First things first, here's the code:
import pandas as pd
headers = ["Category", "Brand", "Product_Name", "Shipping", "Price"]
xl = pd.ExcelFile("C:\\Users\\*myusername*\\Desktop\\products.xlsx")
df = xl.parse("products")
print(df)
df = df.sort_values(by=headers[4], axis='columns', na_position='last')
writer = pd.ExcelWriter('C:\\Users\\*myusername*\\Desktop\\output.xlsx')
df.to_excel(writer, sheet_name="Sheet1", columns=headers, index=False)
writer.save()
print("Done")
What I'm trying to do with this is sort some data I scraped from Newegg as a sort of practice project. I intend to take this code here and expand it out to do a variety of things with the data, but I thought I'd start easy and just sort it all by the Price column.
When I run the above code, it throws the following error:
File "<input>", line 9, in <module>
File "C:\Users\mmiller3\AppData\Local\Programs\Python\Python37-32\lib\site-packages\pandas\core\frame.py", line 4421, in sort_values
stacklevel=stacklevel)
File "C:\Users\mmiller3\AppData\Local\Programs\Python\Python37-32\lib\site-packages\pandas\core\generic.py", line 1382, in _get_label_or_level_values
raise KeyError(key)
KeyError: 'Price'
When I print(df), immediately after I create it from the parsed xl sheet, it correctly displays the 5 headers, and all the data held within. The header 'Price' definitely exists.
print(df) output below:
Category Brand ... Shipping Costs Price
0 Desktop Memory G.SKILL ... Free Shipping 199.99
1 Desktop Memory G.SKILL ... Free Shipping 143.99
That's only a small snippet of the output, it goes on for 147 rows.

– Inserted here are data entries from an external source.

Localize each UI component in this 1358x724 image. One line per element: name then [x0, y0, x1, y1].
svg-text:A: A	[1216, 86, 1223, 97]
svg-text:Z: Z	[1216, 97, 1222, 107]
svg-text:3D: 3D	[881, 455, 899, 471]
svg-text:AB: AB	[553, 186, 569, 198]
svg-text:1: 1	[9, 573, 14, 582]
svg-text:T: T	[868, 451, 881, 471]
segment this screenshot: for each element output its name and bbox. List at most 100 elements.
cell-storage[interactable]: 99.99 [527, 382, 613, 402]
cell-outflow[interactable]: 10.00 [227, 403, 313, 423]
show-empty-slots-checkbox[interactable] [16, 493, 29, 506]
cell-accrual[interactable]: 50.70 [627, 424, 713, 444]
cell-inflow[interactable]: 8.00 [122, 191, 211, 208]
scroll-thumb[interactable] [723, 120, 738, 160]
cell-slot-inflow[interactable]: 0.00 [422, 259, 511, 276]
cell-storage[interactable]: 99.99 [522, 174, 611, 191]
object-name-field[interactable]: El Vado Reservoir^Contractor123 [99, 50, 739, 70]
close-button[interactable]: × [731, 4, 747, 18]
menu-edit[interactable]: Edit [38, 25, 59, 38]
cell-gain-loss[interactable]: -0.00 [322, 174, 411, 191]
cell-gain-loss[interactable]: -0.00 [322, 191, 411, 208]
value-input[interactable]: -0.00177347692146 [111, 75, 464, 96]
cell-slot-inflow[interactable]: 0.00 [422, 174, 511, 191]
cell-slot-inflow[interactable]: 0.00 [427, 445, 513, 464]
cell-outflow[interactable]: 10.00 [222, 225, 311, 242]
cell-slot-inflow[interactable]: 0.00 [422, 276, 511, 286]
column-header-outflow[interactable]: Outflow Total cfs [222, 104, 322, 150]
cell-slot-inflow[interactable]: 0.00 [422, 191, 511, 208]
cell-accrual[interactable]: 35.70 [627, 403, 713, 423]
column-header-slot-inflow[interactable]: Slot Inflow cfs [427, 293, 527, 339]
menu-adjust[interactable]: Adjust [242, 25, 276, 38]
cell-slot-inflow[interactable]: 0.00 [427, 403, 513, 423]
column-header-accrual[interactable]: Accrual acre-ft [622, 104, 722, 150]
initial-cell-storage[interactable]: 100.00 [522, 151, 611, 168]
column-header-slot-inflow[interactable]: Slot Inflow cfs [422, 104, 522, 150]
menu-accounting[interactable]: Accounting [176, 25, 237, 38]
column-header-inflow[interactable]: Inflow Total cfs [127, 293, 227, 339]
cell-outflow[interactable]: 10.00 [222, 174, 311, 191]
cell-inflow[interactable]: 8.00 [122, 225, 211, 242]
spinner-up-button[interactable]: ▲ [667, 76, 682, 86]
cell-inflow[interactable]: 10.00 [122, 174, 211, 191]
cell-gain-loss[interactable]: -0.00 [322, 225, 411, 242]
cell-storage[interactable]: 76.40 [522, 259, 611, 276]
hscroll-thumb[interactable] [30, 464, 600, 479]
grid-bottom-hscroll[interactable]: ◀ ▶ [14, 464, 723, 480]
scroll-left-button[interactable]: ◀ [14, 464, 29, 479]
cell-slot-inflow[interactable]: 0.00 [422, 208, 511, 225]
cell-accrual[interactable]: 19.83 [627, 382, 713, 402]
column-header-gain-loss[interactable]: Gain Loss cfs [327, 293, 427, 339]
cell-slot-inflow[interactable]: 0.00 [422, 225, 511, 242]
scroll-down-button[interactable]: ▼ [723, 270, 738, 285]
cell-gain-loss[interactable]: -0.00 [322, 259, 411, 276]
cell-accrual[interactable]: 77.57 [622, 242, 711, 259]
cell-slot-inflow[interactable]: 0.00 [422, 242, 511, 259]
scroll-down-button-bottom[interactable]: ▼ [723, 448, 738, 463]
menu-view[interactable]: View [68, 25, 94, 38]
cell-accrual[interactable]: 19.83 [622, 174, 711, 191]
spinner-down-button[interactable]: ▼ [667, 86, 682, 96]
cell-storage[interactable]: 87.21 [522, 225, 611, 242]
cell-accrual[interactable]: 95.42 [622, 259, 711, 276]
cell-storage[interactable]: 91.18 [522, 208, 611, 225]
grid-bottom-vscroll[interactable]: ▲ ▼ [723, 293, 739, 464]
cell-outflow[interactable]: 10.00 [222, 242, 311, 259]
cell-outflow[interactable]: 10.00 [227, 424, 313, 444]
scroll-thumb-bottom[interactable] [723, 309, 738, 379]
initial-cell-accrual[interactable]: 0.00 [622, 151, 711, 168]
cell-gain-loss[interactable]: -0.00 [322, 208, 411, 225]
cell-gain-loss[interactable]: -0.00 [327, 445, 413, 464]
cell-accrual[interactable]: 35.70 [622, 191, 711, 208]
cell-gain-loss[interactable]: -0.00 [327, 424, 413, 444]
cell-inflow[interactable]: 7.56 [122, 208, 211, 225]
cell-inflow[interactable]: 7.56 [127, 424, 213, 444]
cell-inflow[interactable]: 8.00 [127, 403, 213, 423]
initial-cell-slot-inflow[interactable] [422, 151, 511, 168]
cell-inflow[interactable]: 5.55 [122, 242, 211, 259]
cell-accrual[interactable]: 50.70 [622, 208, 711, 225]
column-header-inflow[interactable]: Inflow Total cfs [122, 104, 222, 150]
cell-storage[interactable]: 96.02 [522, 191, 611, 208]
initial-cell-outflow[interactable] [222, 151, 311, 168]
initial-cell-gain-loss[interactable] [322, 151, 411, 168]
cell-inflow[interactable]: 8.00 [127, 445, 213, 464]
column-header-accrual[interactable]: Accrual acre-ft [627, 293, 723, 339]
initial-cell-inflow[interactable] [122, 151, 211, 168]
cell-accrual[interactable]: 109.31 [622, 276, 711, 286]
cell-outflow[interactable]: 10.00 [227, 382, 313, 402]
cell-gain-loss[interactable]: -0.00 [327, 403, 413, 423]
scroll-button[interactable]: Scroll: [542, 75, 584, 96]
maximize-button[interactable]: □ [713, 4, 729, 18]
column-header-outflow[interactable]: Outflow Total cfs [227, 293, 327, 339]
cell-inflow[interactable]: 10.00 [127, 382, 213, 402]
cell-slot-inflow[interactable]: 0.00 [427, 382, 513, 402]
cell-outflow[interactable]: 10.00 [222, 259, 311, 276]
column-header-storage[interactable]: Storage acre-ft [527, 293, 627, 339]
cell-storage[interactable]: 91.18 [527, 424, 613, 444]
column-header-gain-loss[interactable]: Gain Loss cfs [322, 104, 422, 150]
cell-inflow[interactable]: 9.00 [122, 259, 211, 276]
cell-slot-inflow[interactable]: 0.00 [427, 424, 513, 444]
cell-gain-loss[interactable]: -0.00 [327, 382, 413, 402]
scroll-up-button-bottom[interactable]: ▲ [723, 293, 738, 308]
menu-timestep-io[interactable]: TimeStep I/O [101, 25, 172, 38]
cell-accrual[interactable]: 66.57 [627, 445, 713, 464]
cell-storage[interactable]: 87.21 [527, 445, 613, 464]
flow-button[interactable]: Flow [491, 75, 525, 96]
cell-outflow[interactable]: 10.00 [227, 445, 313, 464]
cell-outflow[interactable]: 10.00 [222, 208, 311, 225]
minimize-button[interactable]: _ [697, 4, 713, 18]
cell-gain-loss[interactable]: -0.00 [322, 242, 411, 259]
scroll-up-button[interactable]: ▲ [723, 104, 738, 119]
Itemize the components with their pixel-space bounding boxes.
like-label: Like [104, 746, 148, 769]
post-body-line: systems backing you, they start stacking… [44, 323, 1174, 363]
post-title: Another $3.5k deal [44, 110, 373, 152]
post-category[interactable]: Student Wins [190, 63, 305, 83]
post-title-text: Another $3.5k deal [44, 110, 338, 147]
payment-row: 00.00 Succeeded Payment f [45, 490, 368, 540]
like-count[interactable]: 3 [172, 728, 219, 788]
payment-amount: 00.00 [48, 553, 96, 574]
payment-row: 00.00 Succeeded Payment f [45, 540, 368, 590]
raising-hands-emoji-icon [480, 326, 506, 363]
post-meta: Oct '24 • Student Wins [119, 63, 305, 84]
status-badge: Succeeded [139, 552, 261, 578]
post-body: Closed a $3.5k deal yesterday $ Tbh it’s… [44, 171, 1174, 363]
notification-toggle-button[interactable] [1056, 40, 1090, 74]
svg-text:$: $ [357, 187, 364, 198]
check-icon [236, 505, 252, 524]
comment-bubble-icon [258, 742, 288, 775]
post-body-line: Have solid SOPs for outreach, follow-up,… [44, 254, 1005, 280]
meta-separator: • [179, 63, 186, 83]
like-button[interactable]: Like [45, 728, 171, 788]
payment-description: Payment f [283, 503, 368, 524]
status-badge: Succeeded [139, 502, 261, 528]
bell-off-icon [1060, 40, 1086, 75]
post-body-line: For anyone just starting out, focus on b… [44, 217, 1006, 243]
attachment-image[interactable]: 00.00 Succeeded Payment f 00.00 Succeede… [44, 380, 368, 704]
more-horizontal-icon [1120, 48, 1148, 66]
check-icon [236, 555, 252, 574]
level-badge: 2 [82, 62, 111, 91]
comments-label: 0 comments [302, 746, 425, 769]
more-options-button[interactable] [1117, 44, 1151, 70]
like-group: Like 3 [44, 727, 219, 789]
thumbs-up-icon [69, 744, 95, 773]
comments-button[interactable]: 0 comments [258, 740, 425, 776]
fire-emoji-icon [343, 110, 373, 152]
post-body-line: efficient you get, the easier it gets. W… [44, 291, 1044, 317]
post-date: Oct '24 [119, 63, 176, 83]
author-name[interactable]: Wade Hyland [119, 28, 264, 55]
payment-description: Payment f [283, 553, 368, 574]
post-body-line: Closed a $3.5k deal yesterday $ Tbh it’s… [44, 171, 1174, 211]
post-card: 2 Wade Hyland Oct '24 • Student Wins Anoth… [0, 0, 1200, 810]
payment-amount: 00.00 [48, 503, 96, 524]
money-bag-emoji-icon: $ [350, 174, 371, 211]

I've tried a number of things, including replacing "headers[4]" with a more straight forward "Price", I've tried indicating "E" for the column, rather than using the header.
At this point I'm stumped, and the only other reference I've found to this specific issue was a simple syntax error, but I'm not making that same error.
Any help you guys can offer me would be appreciated.